Right now, doctors and team staff are focused on bringing Soler back to full health and have not even considered if he can ever return to competition.
“We have to be patient, only time will tell about that. It would be fantastic to return riding, but now I’m most interested on my own recovery,” Soler said in a team release Friday. “I feel improvement every single day, though it’s true that some days I seem like stepping back, and that always discourages you. For example, I’m concerned I get tired too soon when walking.”
Movistar doctors said it’s too early to tell if Soler — who looked to be back in top shape with a stage victory at the Swiss tour following a few years marked by injuries and poor results — can ever race his bike again.
“What we’re concerned about now is the personal side, not the sporting one. For him, returning to riding his bike is a motivation, but it’s still too soon to know whether it’ll be possible or not. That’s something nobody can assure,” Movistar team doctor Alfredo Zuñiga said.
“For the time being, his progress is still favorable and on the right way, but the rehab has still many months left. The best thing is that all steps are taken forward, and his progression since he came to Pamplona has been surprisingly good.”

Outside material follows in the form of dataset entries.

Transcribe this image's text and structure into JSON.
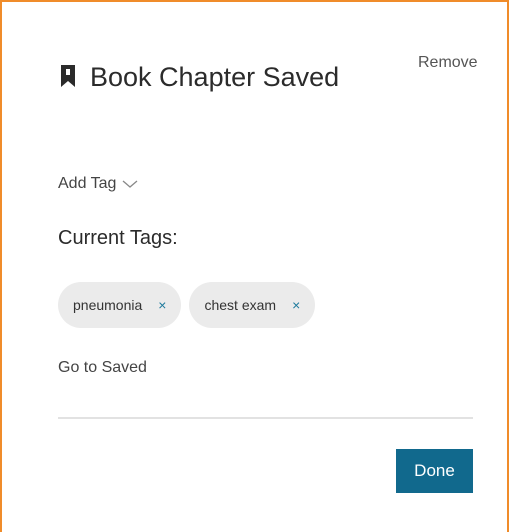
{
  "header": {
    "title": "Book Chapter Saved",
    "icon": "bookmark-icon"
  },
  "actions": {
    "remove_label": "Remove",
    "add_tag_label": "Add Tag",
    "go_to_saved_label": "Go to Saved",
    "done_label": "Done"
  },
  "tags": {
    "label": "Current Tags:",
    "items": [
      {
        "label": "pneumonia",
        "remove_glyph": "×"
      },
      {
        "label": "chest exam",
        "remove_glyph": "×"
      }
    ]
  },
  "colors": {
    "border": "#f08c2a",
    "accent": "#11698d",
    "chip_bg": "#ebebeb"
  }
}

Soler’s recovery has been a slow one. He crashed in the 157km sixth stage from Tobel to Triesenberg when he collided with a fan early in the stage in what witnesses said was a freak accident.
Soler fractured his skull and was air-lifted to a local hospital, where doctors put him in a medically induced coma. Movistar officials later confirmed he suffered severe head trauma, cerebral edema and other fractures. He would eventually stay in intensive care for two weeks after doctors operated on him to alleviate the swelling of the brain.
Soler’s wife, Patricia, who has been with him since his accident, described what Soler’s life is like on the slow road of recovery:
“Mauricio wakes up early, at 6 am, and from 7 on we get started and I help him putting on his clothes. He’s more and more autonomous now and can brush his teeth and shave his face with out any help,” she described. “He has breakfast at 9, and soon the therapist comes to take him into a first rehab session on the bed and walking around the hospital’s corridors.”
Soler says he reads the newspaper and surfs the Web in his spare time between rehab sessions that include speech therapy, gym work and sessions in the swimming pool.
Doctors said if Soler’s recovery continues he could be able to return to Colombia in the coming weeks or months.